To fully develop her skill set she took on cross training, kickboxing and also learnt grappling and jiu-jitsu (the essential arsenal for fighting when taken to the ground). MMA soon became an obsession, with a dream of one day fighting in the octagon.

Australian Alex Chambers fights Irish woman Aisling Daly after 11am on Saturday (AEDT). Photo: Supplied
Australian Alex Chambers fights Irish woman Aisling Daly after 11am on Saturday (AEDT). Photo: Supplied

She had to choose between a career as an engineer working in robotics or a full-time fighter.

“Martial arts is my passion and I really wanted to make something of it at the time so it was a difficult decision but at the same time it was an easy decision because I was following what I love to do.”

Not surprisingly her parents and friends tried to talk her out of it.

Back then opportunities for women in martial arts were non-existent. (UFC president Dana White famously said “women will never fight in the UFC” but that changed when Ronda Rousey hit the scene).

“It’s an unimaginable dream. By that I mean this is something I never thought would be possible for me while I was still competing in the sport. Up until a few years ago there were no women in the UFC, and up until only recently my weight division didn’t exist in the UFC,” said the 35-year-old from Manly.

Forward thinking, propelled by the superstar status of Rousey, has blasted perceptions about women and MMA. The new strawweight division (48-52 kg) is testament to that.

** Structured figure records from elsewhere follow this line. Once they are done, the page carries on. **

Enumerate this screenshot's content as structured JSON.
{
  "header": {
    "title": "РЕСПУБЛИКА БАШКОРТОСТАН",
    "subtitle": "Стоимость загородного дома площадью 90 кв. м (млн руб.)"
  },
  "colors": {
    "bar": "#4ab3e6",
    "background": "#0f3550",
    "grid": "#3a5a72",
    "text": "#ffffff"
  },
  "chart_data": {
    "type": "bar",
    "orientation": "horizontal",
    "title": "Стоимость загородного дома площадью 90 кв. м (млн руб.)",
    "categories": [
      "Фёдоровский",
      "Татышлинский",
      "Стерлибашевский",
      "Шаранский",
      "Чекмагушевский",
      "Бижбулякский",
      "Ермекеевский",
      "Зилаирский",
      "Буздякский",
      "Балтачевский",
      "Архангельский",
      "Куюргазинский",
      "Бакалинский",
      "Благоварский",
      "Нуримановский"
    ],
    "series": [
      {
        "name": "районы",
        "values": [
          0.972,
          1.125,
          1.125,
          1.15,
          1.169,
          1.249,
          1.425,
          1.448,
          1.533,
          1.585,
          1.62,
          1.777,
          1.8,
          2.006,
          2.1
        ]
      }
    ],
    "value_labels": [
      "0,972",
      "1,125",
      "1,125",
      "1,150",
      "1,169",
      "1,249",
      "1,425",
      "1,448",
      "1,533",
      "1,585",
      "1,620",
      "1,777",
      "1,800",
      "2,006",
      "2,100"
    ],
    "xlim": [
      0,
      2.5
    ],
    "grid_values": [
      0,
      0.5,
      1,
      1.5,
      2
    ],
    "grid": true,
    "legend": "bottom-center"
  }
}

“It’s very important for me to be a role model, especially for young girls. I want to inspire people to follow their dreams and never give up, no matter how unattainable it seems.”

On Saturday Chambers and fellow strawweight Bec Rawlings will make history by becoming the first Australian women to compete in the UFC.

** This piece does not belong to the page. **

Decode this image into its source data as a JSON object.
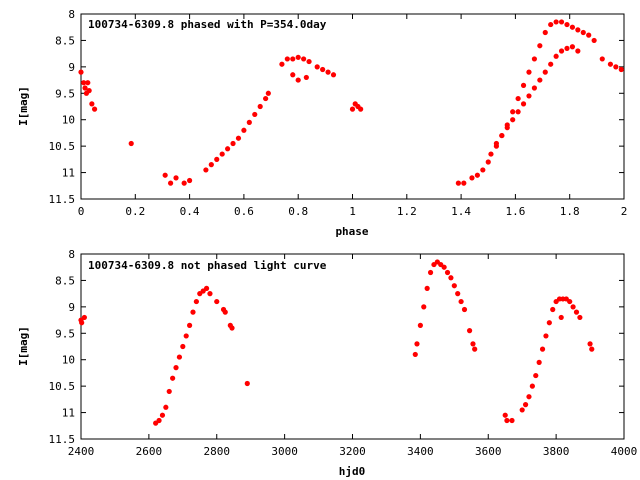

Speed and elusiveness are Chambers’ greatest strengths – and not having to stress about making weight.

“In terms of diet I haven’t sacrificed much. In fact I’ve eaten a donut the last two days whereas the other girls couldn’t even smell a donut.”

Chambers’ fighting moniker is ‘Astro Girl’ which has a double meaning.

“Obviously the connection to my studies, but it’s also a reference to ‘Astro Boy’, who always overcame larger opponents or enemies. Like him, in pretty much all of my fights, I’ve been the smaller fighter and underestimated.”

Her opponent, Irishwoman Aisling Daly, is a good friend with an excellent ground game.

“She’s got a brown belt in jiu-jitsu and her stand up is really quite unorthodox. It’s hard to train against someone like that. I think we’re going to bring the best out of each other in this fight.”

I find women who fight fascinating. From an equal opportunity perspective you have to applaud the UFC.

There is a perception that all fighters come from the Rocky Balboa school of hard knocks, and while many do, not all of them wear a flat cap and fingerless gloves.

MMA is difficult to stereotype – there are ex-military, college graduates, teachers, farmers, engineers and now an astrophysicist.

Let’s hope Chambers gets her angles right on Saturday.

The Ultimate Fighter 20 finale, featuring Alex Chambers and Bec Rawlings, airs on Saturday at 11am on Fox Sports Two.